A simple question about stock cars. Most of the time I always associate them with cattle. However, did they also use them to move pigs, chickens, and other farm animals to slaughter houses? Thanks.
Tom
A simple question about stock cars. Most of the time I always associate them with cattle. However, did they also use them to move pigs, chickens, and other farm animals to slaughter houses? Thanks.
Tom
Tom,Stock cars was used for cattle,horses,pigs,sheep and goats.
I know chicken was ship by rail in cretes but,not sure of the type of car used.
Thanks, Larry. That’s kinda what I thought.
Yea, I wasn’t unsure about the chickens, either. Although the larger animals wouldn’t necessarily have a problem, those stock cars would seem a little too “breezy” to safely transport chickens in.
Tom
And watermelons. From Texas (SP, T&NO, MKT).
Can you imagine trying to get chickens out of a stock car? What a great scene for the Three Stooges!
Ed
[8D] Years ago I remember seeing Union Pacific stock cars with the car number and then either a D or T next to it. I asked and found out that the letter designated the car as eiter a double or triple level car. Triple level were used for either hogs or sheep Just a thought hopes this helps Larry
This wikipedia article has something on poultry cars.

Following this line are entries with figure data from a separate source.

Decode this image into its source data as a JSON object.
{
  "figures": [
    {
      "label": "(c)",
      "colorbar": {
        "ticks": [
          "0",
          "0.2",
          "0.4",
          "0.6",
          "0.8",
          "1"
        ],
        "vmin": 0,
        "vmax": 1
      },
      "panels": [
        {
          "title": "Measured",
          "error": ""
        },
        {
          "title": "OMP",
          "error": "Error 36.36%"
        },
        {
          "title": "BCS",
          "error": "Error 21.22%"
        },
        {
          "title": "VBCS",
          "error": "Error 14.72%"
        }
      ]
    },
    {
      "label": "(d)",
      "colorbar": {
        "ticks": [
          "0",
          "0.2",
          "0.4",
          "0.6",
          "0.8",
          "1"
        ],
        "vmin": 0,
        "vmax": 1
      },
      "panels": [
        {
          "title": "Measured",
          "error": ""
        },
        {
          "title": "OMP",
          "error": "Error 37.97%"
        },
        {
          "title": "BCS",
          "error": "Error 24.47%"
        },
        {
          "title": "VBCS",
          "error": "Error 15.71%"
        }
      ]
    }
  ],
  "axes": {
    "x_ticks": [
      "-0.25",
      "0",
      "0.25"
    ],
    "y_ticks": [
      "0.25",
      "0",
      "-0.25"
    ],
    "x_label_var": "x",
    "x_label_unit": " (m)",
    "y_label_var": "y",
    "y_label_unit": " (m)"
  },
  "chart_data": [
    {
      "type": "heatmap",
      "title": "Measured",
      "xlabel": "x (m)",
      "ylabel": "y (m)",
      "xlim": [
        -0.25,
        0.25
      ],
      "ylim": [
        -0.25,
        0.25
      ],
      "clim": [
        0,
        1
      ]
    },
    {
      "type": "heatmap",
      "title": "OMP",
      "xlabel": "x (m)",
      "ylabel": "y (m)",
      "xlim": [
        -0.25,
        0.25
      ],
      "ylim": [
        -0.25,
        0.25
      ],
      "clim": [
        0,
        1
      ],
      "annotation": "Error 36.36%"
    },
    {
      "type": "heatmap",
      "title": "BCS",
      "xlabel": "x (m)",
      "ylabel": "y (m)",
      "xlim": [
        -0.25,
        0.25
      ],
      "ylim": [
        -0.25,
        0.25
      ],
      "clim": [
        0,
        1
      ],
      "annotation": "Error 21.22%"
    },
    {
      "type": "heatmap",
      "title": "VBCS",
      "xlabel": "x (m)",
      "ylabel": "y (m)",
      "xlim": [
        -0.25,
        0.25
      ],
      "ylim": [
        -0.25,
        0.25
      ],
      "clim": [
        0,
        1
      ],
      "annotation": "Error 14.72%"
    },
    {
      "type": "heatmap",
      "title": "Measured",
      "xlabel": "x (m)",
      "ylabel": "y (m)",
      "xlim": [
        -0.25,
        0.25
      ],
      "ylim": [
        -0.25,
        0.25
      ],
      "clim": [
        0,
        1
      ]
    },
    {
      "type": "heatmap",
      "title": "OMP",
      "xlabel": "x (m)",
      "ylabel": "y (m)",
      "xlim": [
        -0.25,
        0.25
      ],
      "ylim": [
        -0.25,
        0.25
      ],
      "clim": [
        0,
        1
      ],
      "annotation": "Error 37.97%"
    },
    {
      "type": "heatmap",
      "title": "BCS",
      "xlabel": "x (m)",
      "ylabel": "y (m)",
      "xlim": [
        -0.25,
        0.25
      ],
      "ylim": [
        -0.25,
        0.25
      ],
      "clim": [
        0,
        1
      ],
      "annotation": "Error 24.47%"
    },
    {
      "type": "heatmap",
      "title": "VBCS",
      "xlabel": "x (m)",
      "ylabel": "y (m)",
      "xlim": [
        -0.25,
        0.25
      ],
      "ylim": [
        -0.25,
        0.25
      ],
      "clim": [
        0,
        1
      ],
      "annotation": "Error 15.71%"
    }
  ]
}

also watermelons,pig iron,bricks, etc.
Single deck stockcars and double deck seem to be the most common. As noted, hogs for example could use the double deck ones. Although cattle would be the most common in single deck, horses sometimes would be transported in stock cars. 100+ years ago logging in the Great Lakes area was done in winter, so farmers would sometimes hire out with their draft horses to pull logs out of the woods. Both the farmer / logger and his horses would go by train.
Also, though primarily used to bring cattle to market, stock cars sometimes were used to move animals from one grazing area to another. I seem to recall the D&RGW used to move cattle from their winter range to the summer range in the spring for example.
the Pig BrakeIIRC, one of the Ambroid “1 of 5000” car kits was a poultry car. I acquired one as part of a batch buy, then quickly sold it off (unbuilt) as trade goods.
One of my oddballs is a JNR four wheel double deck livestock-brake. I consider assigning that to some poor freight conductor as cruel and unusual punishment. (It’s referred to, informally, as, the Pig Brake.)
Chuck (Modeling Central Japan in September, 1964)
since most stock cars were used seasonally, many lines and shippers (shippers owned many stock cars) were anxious to lease stock cars for other uses. One off label use for stock cars was for moving petroleum products in barrels (and later in drums). Such uses lasted well into the 1940s.
Some years ago, the GM&O Historical Society Newsletter ran a photograph of Alton stock cars being used by the stores department to ship parts and supplies to outlying car and locomotive shops. The photo, IIRC, was taken at the Alton’s Bloomington (Illinois) shops.
The Wikipedia article is nicely detailed and shows various desings, including a 2-level car for sheep and the Stillwell Oyster Car - used to transport live oysters! And there is a secotion on poultry cars.